The side effect is that the road is full of dust and with the strong humidity in the night, every morning my bicycle wheels raise up drops of dusty glue that sticks to my pants.
And I was thinking about the Anarchytect post I had read in the morning about buildings, spaces, layouts. For a lot of things, I realise that I am very superficial. Buildings are part of those things. I mean, a building is a building, full stop. Thinking of spaces as something alive, that you mould and shape like dough for making chapattis, seems kind of strange. Seeing the landscape around our house changing in front of us, I know it is true but I still keep on believing that the landscape is something physical, fixed, unchangeable, so why think about it!
Another of these things is art. I mean, you watch a nice painting and instinctively you know whether you like it or not. What need is there to dissect it, analyse it?
You are wrong of course, you just need to read the Hindi article of Om Thanvi on Starry Nights of Van Gogh in MOMA in New York to understand how wrong you are. There are eleven stars he writes. The bottom most star, its luminous white contrasting with the wonderful yellow of the moon is probably the morning star that Van Gogh saw from the window of his sanatorium and wrote about it to Theo, his brother. The spire of the church in the background is more like the Dutch churches of Van Gogh's childhood and not the French churches surrounding his sanatorium. The cypress tree in the left rising up like a peacock feather, is it a death wish? Van Gogh did die a few months after making this painting.
Once you read that article of Om Thanvi, it changes the way you look at this painting. It is no longer a question of if you like it or not, you can understand it and see things that you did not see earlier.

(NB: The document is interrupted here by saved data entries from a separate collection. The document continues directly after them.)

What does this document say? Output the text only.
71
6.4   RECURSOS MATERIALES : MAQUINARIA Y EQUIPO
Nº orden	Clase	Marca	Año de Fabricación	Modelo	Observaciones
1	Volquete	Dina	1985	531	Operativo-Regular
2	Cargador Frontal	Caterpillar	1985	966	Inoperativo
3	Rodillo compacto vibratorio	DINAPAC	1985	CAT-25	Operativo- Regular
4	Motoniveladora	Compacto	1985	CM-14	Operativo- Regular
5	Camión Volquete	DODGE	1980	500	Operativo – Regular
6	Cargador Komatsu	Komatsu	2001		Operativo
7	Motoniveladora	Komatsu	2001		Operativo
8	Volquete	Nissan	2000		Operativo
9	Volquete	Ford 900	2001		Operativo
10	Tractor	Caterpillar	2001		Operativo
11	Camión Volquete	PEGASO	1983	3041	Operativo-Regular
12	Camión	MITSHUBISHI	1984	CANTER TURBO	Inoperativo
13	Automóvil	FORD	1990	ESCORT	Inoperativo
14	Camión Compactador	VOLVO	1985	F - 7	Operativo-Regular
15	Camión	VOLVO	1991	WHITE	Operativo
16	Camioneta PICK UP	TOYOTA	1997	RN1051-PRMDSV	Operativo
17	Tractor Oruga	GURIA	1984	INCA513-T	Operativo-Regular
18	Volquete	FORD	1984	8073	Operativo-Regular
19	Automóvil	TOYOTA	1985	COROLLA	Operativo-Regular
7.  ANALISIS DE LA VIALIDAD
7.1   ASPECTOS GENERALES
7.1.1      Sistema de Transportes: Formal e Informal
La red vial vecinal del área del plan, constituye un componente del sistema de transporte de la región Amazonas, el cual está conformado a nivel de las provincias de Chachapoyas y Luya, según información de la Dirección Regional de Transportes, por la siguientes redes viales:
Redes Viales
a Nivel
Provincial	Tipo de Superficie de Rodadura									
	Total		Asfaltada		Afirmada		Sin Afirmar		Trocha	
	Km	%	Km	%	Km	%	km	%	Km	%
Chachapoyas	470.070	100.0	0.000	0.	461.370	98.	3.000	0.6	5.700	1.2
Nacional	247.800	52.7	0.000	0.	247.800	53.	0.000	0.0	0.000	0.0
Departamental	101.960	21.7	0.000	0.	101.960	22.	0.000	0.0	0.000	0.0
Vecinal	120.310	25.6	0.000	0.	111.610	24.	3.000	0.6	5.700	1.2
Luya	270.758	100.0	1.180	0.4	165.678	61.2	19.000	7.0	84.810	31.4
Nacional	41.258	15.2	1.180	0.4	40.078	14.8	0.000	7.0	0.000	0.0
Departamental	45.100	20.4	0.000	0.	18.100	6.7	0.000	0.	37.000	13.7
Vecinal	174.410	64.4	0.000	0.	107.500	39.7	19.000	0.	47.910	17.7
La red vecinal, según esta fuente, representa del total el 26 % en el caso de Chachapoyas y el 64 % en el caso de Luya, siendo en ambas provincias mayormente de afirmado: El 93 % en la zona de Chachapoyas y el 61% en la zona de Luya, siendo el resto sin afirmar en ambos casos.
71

Suddenly my thoughts about starry nights and Van Gogh were interrupted by a new song in my earphones. I religiously put on my ipod when I start from my home but I hardly ever remember the songs I have heard during the journeys. But this song was great and different. Ajnabi Shehar it is called and it is from Jaaneman, I found out later. The singer, perhaps Sonu Nigam, sounded just like Rafi did in those wonderful songs from a film called Jhuk Gaya Aasman! It had came out in 1968 and had music by Shanker Jaikishen and had Rajendra Kumar and Saira Banu in it. Not that I liked Rajendra Kumar or Saira banu. There is no rational explanation for this jump from Ajnabi Shaher to Jhuk Gaya Aasman, but that's how thought are. Unpredictable and irrational.
What was the story of JGA like? It had something to do with death. I thought furiously, weaving the bicycle between cars stuck in a traffic jam. Rajendra Kumar dies in it, but then comes back. Actually there were two Rajendra Kumars. One poor and nice, in love with Saira Banu. The other rich and bad. The bad one was supposed to die but by mistake, Yama kills the young and poor. By the time they realise the mistake, his body has been cremated or whatever, so the good one goes in the body of the bad one. I had seen it on a black and white TV in the prehistoric days of Indian TV.

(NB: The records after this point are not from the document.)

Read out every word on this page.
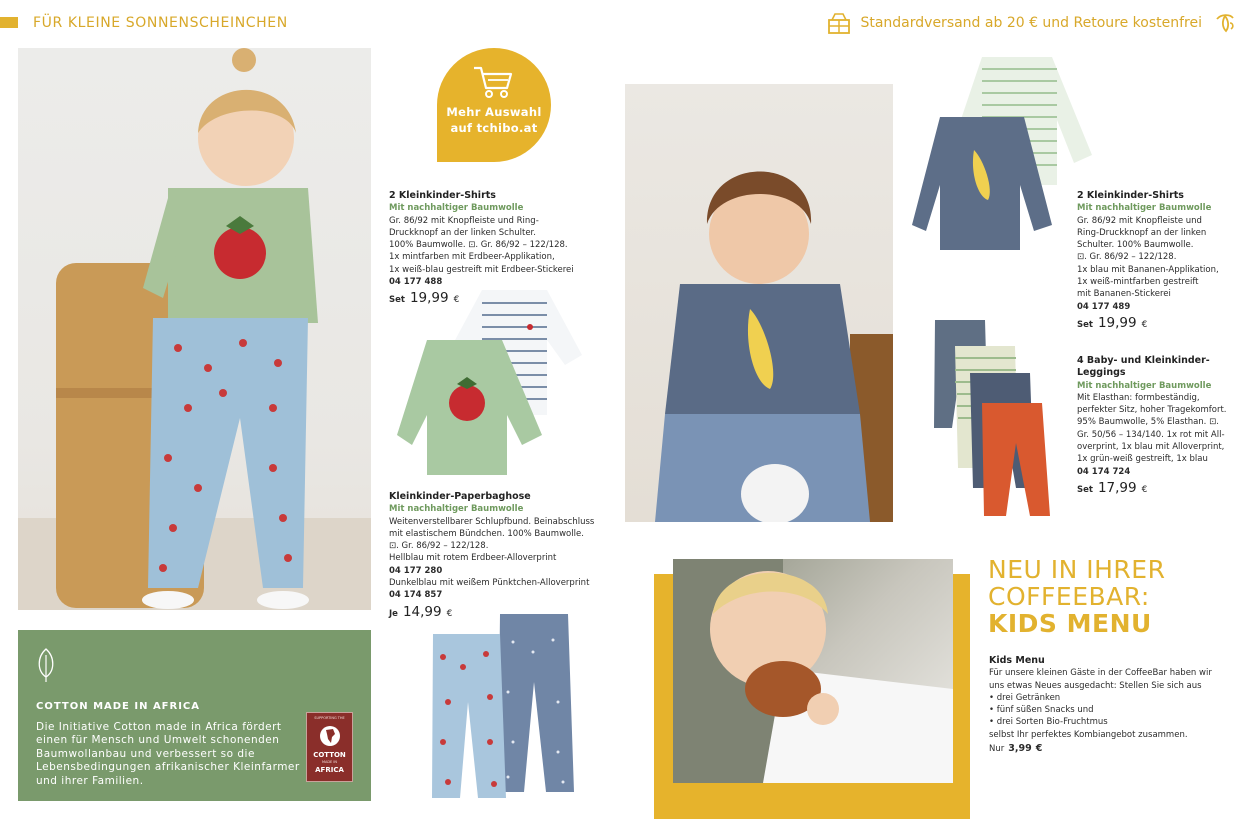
FÜR KLEINE SONNENSCHEINCHEN	Standardversand ab 20 € und Retoure kostenfrei
COTTON MADE IN AFRICA

Die Initiative Cotton made in Africa fördert einen für Mensch und Umwelt schonenden Baumwollanbau und verbessert so die Lebensbedingungen afrikanischer Kleinfarmer und ihrer Familien.

SUPPORTING THE
COTTON
MADE IN
AFRICA
Mehr Auswahl
auf tchibo.at
2 Kleinkinder-Shirts
Mit nachhaltiger Baumwolle
Gr. 86/92 mit Knopfleiste und Ring-
Druckknopf an der linken Schulter.
100% Baumwolle. ⊡. Gr. 86/92 – 122/128.
1x mintfarben mit Erdbeer-Applikation,
1x weiß-blau gestreift mit Erdbeer-Stickerei
04 177 488
Set 19,99 €
Kleinkinder-Paperbaghose
Mit nachhaltiger Baumwolle
Weitenverstellbarer Schlupfbund. Beinabschluss
mit elastischem Bündchen. 100% Baumwolle.
⊡. Gr. 86/92 – 122/128.
Hellblau mit rotem Erdbeer-Alloverprint
04 177 280
Dunkelblau mit weißem Pünktchen-Alloverprint
04 174 857
Je 14,99 €
2 Kleinkinder-Shirts
Mit nachhaltiger Baumwolle
Gr. 86/92 mit Knopfleiste und
Ring-Druckknopf an der linken
Schulter. 100% Baumwolle.
⊡. Gr. 86/92 – 122/128.
1x blau mit Bananen-Applikation,
1x weiß-mintfarben gestreift
mit Bananen-Stickerei
04 177 489
Set 19,99 €
4 Baby- und Kleinkinder-
Leggings
Mit nachhaltiger Baumwolle
Mit Elasthan: formbeständig,
perfekter Sitz, hoher Tragekomfort.
95% Baumwolle, 5% Elasthan. ⊡.
Gr. 50/56 – 134/140. 1x rot mit All-
overprint, 1x blau mit Alloverprint,
1x grün-weiß gestreift, 1x blau
04 174 724
Set 17,99 €
NEU IN IHRER
COFFEEBAR:
KIDS MENU
Kids Menu
Für unsere kleinen Gäste in der CoffeeBar haben wir
uns etwas Neues ausgedacht: Stellen Sie sich aus
• drei Getränken
• fünf süßen Snacks und
• drei Sorten Bio-Fruchtmus
selbst Ihr perfektes Kombiangebot zusammen.
Nur 3,99 €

JGA had same story as of the Warren Beatty film, Paradise lost or can wait or something like that! This last bit of knowledge is fairly recent that Bollywood had started copying long time ago. But JGA had lovely songs and this song from Jaaneman reminded me of it - except that it is better, having strange interludes between the stanzas, changing the music styles completely each time.
While trying to think of the Jhuk Gaya Aasman songs, I braked in front of a truck of leaves-collectors in the park, that was blocking the path. By now all the trees in the park are naked with skinny arms and the beautiful golden, yellow, kathai, burnt siena of autumn leaves has been replaced by a rotting mass on the ground that sticks to your shoes and to bicycle wheels, making a squashing sucking sound as you walk on it. The leaves-collectors looked like ghost-busters from the film of the same name, with a motor in their backpack and holding thick tubes blowing hissing air like giant earthworms, pushing the sticky gooey mass towards the suction pump of the truck. Leaves-ghost-busters they are, picking up dead leaves, I thought.
Can trees have ghosts too? I had arrived in the office and so the question remained unanswered and like the last dream of the morning, it also slowly dissipated into nothingness.